In this case, the plaintiff, Debra Haybarger, worked as an office manager for the defendant, Lawrence County Adult Probation and Parole. During the course of her employment with the public agency, a combination of Type II diabetes, heart disease, and kidney problems forced her to miss work frequently to seek medical attention.
Haybarger contended that her supervisor repeatedly "expressed dissatisfaction with her absences," which he noted in her annual performance evaluations and in conversations. Six months following the supervisor's decision to discipline Haybarger for her "conduct, work ethic, and behavior," Her employment was terminated.
Haybarger filed suit alleging, among other things, violations of the FMLA, including suing the supervisor in his individual capacity. On appeal, the Third Circuit held that the FMLA permits individual liability for supervisors.

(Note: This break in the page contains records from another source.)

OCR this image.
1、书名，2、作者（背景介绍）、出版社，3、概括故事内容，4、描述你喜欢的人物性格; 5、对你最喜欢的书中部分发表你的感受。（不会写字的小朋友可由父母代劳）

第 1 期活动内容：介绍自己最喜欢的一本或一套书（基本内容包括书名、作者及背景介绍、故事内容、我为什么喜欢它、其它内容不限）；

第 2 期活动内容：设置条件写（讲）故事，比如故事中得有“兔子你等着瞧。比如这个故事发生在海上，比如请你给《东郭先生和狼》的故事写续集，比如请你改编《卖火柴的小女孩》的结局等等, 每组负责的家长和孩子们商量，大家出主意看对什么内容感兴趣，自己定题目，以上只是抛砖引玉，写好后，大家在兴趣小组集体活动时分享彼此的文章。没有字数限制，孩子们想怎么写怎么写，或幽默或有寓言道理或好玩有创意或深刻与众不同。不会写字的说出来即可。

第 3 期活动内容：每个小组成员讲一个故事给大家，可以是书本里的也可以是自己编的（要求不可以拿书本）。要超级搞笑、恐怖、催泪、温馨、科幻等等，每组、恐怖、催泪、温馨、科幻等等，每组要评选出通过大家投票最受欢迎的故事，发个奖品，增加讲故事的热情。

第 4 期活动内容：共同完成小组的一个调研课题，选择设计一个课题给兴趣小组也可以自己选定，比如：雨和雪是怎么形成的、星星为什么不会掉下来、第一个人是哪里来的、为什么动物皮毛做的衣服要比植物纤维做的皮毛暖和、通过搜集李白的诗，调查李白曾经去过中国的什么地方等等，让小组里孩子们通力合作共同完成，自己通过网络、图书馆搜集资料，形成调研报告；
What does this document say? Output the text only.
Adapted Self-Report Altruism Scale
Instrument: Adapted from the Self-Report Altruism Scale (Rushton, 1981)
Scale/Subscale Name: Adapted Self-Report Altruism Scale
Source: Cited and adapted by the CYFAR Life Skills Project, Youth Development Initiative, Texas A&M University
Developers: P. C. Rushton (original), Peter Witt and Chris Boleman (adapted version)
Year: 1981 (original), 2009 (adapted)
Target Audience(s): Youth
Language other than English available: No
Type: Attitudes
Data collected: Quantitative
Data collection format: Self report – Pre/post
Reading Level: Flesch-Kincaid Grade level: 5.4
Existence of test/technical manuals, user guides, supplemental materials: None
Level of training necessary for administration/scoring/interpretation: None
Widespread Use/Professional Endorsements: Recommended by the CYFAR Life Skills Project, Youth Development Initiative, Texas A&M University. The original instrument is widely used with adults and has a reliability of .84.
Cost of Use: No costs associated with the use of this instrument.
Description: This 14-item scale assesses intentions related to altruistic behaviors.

In finding that individuals can be personally liable for FMLA violations, the Third Circuit looked to the text of the statute – which covers "any person who acts, directly or indirectly, in the interest of an employer" and concluded "that liability for FMLA violations may be imposed upon an individual person who would not otherwise be regarded as the plaintiff's employer." The Third Circuit also analyzed the U.S. Department of Labor's implementing regulations, which state that employers "include any person acting, directly or indirectly, in the interest of a covered employer to any of the employees of the employer, any successor in interest of a covered employer, and any public agency." The Third Circuit also noted that the regulations provide that "individuals such as corporate officers 'acting in the interest of an employer' are individually liable for any violations of the requirements of the FMLA."
In determining whether an individual supervisor – or an HR Manager for that matter – can be liable for an FMLA violation, courts will now look at whether the individual making a recommendation or decision - in this case the recommendation to terminate Haybarger’s employment - is an agent of the employer, whether he or she acting on behalf of, or in the interest, of the employer at the time the recommendation or decision was made. Some factors to consider would be whether the supervisor or HR Manager 1) had the power to hire and fire the employee, (2) supervised and controlled the employee’s work schedules or conditions of employment, (3) determined the rate and method of payment, and (4) maintained employment records.